About the Author: Roy Alugbue

Conceived as Spock’s 4th cousin, Roy has had quite the life. He was born in beautiful San Jose, California, raised in Los Angeles, California and now resides in the greater New York City area. He has always been fascinated and obsessed with technology, especially the continuous advancements of mobile platforms. He was a Blackberry slave since his undergrad days at the University of Southern California until realizing in Feb. 2011, there were greener pastures in the land of Android. His first Android phone was the Motorola Atrix 4G, and he hasn’t looked back. He currently works in corporate media, enjoys following media and technology trends, reading a good book, weightlifting, playing on his XBOX 360 and conversing with total strangers.

  • Danny Dodge

    The ipad mini looks like a galaxy s3… who copied who?

  • swtrainer

    I have no respect for Apple. I think when the released the statement, they were using Apple’s new mapping program and they thought they were in a different country…the mistake is understandable.

  • jcauseyfd

    Since Apple issued the public apology, such as it is, this would indicate they are not planning to file an appeal.

  • RTWright

    Well no matter the Judge’s opinion on if they’re “As Cool” or not is neither here nor there, at least Samsung won a round. I’ll admit, the iPad does have a stylish design, till you bump it too hard on a corner or someone knocks it off and it hits edge first on something harder than a pillow…. Looks is not everything, it’s what’s inside that matters most. Wish Apple would learn that, because they’re too busy being butt hurt over someone having a similar look than what is actually on the inside.

  • Steve

    From my understanding of the series of events that led to this controversial case, I’d say both companies are guilty of infringement one way or another. What Apple is suing Samsung over is about a design patent, more specifically trade dress. According to the Business dictionary, trade dress is defined as “Visual impression created by the totality of all elements used in packaging or presenting a good or service for sale, and which gives the product a distinctive and recognizable appearance”. Now, assume you took a non-branded ipad and non-branded Galaxy.
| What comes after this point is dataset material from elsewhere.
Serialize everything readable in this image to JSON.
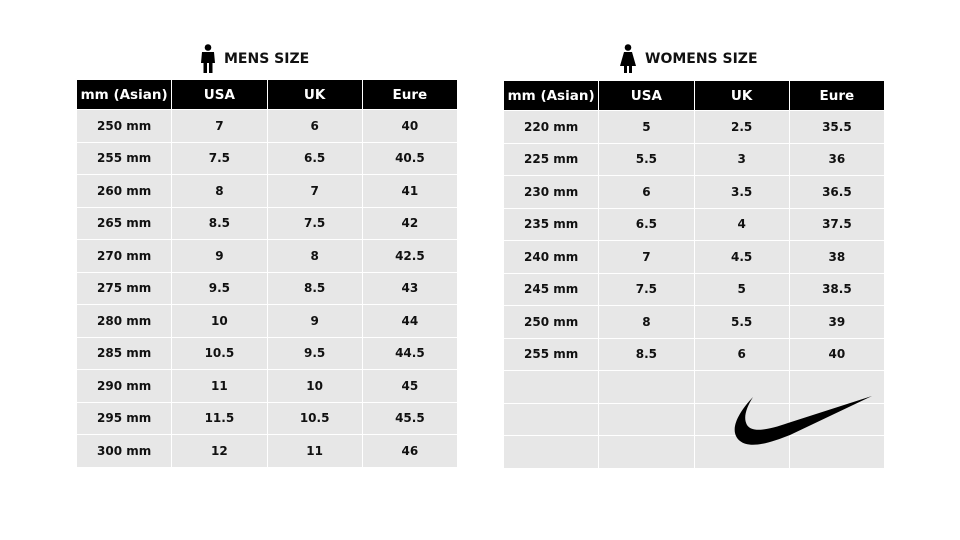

Tell me which is which and how you differentiated the two?

    They are similar. This is what Apple is suing over.

    But don’t look at me as being one sided. No single company is flawless. Apple too did infringe on a couple of Samsung utility patents, specifically LTE and Data patents.

    So both sides are guilty.

    Note: if you are going to argue with me, at least bring in some facts. You know, provable points that you can support.